I look in the reflections of water
In the color of clouds
How the landscape forms new furrows

You tell me too search within my soul
I should look inside myself
And so I do

Only that I take it too literally
My clouds are nothing but marks
The furrows are cuts
Waiting to scar over and fade again

My waters aren't clear,
Their wells not in nature
The color is first vibrant red
Then darkens as new ones appear

I open up my skin to look inside
I watch the waters flow
Pulsating with the beat of my heart
Now that it's done I can finally see

I took your advice
Now I have my answers
But for what price?
Here goes my vitality

Self harm was many things for me, but I didn't think of it like this before (so it's a little weird that I randomly have the idea/inspiration for this, right?).
Now that I think more about it, I think it sometimes might really have been a way to find answers.

I often used self harm to shut off my emotions and thoughts, so I could think clear again.

I asked myself if I was bad enough and doing it meant yes.

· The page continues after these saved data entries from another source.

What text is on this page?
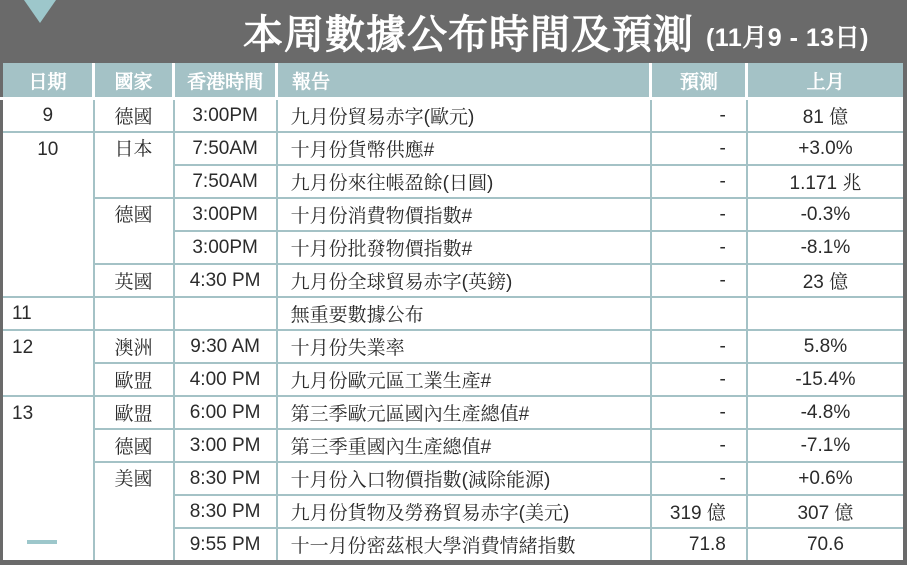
本周數據公布時間及預測 (11月9 - 13日)
日期	國家	香港時間	報告	預測	上月
9	德國	3:00PM	九月份貿易赤字(歐元)	-	81 億
10	日本	7:50AM	十月份貨幣供應#	-	+3.0%
		7:50AM	九月份來往帳盈餘(日圓)	-	1.171 兆
	德國	3:00PM	十月份消費物價指數#	-	-0.3%
		3:00PM	十月份批發物價指數#	-	-8.1%
	英國	4:30 PM	九月份全球貿易赤字(英鎊)	-	23 億
11			無重要數據公布		
12	澳洲	9:30 AM	十月份失業率	-	5.8%
	歐盟	4:00 PM	九月份歐元區工業生產#	-	-15.4%
13	歐盟	6:00 PM	第三季歐元區國內生產總值#	-	-4.8%
	德國	3:00 PM	第三季重國內生產總值#	-	-7.1%
	美國	8:30 PM	十月份入口物價指數(減除能源)	-	+0.6%
		8:30 PM	九月份貨物及勞務貿易赤字(美元)	319 億	307 億
		9:55 PM	十一月份密茲根大學消費情緒指數	71.8	70.6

It proved how broken I was and therefore gave me a comforting feeling if validation.

Self harm told and taught me many things, mostly lies. That I deserved to hurt and always would, that I would never be able to get better, that self harm would help.
It offered simple solutions to far too complex problems while I was losing myself in it.

This is unrelated to the poem, but today I'm really proud if my progress so far. I am sure I can and will reach the two year milestone this summer and I want to celebrate it somehow.